Rispetto a molti altri giornalisti Travaglio è senz’altro migliore. Da l’idea (anche se non credo che lo faccia sempre) di informarsi su ciò che dice e non ha paura di criticare e di osare, cosa fondamentale per un giornalista e che purtroppo a molti altri manca. Questo però non lo autorizza a dire stupidaggini, specie su una collega molto più grande e autorevole di lui, Oriana appunto. Marco non ha mai fatto l’inviato, non ha vissuto in prima persona il medio oriente, la Grecia dei colonnelli, il Vietnam. Oriana si è guadagnata la sua grandezza sul campo, sudando e rischiando, facendo domande scomode, scomodissime, in alcuni casi quasi offensive (all’Ayatollah Khamenei ad esempio). E’ vero, aveva il vizio di esagerare a volte, ma riusciva a capire la realtà che visitava.
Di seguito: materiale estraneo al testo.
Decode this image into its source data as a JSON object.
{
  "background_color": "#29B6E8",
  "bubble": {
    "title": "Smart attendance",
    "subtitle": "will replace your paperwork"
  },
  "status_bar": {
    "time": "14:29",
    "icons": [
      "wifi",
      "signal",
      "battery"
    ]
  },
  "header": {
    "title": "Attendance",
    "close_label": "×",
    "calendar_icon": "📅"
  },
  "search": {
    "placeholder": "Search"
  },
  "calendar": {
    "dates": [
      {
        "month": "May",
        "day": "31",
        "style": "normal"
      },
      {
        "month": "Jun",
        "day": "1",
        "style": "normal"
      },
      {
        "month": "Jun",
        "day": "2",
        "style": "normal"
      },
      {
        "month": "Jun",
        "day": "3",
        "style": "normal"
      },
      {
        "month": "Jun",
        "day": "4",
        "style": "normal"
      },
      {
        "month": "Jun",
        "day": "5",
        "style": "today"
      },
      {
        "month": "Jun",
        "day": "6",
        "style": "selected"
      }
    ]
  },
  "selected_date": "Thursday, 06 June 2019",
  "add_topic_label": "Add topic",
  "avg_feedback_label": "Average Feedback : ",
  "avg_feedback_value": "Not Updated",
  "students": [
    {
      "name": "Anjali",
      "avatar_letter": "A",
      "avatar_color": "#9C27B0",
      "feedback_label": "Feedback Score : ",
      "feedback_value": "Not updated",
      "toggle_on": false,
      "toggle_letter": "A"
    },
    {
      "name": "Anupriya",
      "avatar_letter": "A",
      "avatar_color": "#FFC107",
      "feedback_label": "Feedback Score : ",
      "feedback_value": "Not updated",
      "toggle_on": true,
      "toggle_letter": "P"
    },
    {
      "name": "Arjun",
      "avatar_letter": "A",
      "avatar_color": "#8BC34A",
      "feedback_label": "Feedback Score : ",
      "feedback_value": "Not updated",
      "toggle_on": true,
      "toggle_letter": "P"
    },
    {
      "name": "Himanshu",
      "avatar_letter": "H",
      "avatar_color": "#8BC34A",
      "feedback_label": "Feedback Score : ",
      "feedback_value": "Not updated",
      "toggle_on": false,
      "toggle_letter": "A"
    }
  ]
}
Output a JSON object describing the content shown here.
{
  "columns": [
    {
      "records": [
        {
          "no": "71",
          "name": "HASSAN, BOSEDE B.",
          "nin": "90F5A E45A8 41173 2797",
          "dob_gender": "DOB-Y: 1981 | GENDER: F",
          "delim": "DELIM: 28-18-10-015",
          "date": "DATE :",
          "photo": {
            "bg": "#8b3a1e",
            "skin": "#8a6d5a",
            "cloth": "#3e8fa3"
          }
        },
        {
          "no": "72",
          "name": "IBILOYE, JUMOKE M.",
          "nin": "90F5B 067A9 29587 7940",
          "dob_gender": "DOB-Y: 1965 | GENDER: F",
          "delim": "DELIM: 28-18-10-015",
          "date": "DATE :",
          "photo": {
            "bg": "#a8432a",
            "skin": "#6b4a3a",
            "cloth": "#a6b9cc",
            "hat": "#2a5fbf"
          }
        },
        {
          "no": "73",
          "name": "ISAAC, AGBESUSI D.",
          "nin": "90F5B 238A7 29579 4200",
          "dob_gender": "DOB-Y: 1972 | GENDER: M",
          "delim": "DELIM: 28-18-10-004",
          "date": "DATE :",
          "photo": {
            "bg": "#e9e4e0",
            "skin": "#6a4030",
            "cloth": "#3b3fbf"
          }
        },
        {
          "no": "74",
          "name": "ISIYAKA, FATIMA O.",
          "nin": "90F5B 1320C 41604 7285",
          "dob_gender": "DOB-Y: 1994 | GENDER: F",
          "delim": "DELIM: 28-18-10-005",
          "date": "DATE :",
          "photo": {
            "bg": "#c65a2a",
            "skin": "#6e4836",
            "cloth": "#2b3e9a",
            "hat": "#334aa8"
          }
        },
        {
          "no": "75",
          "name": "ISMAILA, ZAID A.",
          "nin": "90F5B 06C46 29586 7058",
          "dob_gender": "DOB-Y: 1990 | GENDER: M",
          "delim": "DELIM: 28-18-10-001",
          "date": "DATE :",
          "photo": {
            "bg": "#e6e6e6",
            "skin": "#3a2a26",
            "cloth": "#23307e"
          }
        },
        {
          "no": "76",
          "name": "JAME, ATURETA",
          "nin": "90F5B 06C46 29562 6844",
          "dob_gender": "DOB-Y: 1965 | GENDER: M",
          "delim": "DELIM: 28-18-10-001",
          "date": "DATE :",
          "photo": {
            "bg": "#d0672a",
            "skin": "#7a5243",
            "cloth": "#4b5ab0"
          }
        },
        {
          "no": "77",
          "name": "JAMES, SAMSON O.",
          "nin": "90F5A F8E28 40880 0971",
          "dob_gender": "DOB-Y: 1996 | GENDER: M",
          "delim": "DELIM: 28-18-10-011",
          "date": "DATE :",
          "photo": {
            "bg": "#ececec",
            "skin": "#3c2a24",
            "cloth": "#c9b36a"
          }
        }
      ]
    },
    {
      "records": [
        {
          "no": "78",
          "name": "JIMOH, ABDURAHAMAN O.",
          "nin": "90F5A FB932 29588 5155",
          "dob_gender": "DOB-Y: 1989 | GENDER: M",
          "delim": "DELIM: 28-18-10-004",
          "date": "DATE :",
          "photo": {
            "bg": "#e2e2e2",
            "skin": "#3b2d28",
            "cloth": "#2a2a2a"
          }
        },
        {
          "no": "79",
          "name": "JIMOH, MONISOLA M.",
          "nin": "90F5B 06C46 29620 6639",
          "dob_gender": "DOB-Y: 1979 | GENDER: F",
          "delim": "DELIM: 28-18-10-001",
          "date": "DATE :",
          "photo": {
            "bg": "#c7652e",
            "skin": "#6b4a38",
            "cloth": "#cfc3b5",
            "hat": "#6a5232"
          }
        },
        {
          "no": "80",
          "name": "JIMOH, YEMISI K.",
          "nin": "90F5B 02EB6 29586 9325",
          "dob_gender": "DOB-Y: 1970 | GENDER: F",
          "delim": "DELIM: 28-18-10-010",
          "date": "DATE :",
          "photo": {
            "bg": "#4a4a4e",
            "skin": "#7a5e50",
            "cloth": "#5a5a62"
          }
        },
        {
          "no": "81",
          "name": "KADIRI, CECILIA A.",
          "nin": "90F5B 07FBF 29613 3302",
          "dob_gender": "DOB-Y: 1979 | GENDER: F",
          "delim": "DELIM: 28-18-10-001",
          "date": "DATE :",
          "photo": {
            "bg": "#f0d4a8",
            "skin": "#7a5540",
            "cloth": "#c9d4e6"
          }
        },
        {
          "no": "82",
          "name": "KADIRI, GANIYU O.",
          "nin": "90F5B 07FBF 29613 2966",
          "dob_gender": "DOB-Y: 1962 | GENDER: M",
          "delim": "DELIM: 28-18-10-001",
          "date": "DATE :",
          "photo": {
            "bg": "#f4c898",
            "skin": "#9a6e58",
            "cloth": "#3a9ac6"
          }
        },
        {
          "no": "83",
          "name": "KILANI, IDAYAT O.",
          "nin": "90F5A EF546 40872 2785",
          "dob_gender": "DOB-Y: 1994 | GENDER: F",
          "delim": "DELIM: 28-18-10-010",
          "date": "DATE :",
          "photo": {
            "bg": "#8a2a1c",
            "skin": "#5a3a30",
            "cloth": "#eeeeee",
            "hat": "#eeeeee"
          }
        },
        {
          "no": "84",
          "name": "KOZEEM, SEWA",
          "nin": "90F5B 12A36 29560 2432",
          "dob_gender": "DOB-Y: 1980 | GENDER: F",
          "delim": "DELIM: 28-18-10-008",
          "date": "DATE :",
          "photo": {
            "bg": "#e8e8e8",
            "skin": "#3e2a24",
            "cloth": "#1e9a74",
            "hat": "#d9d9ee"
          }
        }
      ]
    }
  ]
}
Ecco perché, a distanza di anni, certi suoi scritti sembrano così attuali, così reali da sembrare veramente scritti adesso. Lei aveva capito la realtà, sapeva quali rischi avremmo corso se non avessimo tenuti alti i nostri principi, se avessimo esagerato con l’immigrazione senza prepararla a dovere e senza aver preventivato prima quante e quali persone avremmo realmente potuto integrare nei nostri paesi.

L’errore degli altri

Ma nonostante questo, non le è stato dato ascolto. Quindi si, lo ribadisco, molti devono chiedere scusa a Oriana e forse anche tu Marco, che la giudichi senza neanche aver capito il senso di ciò che diceva e affermando una emerita bugia quando dici che voleva lo scontro di Civiltà. Lei voleva che tenessimo la guardia alta, che non ci adagiassimo nel benessere di casa nostra ma che stessimo attenti a ciò che accadeva nel mondo. E se l’ho capito io, possono capirlo tutti.

W la libertà!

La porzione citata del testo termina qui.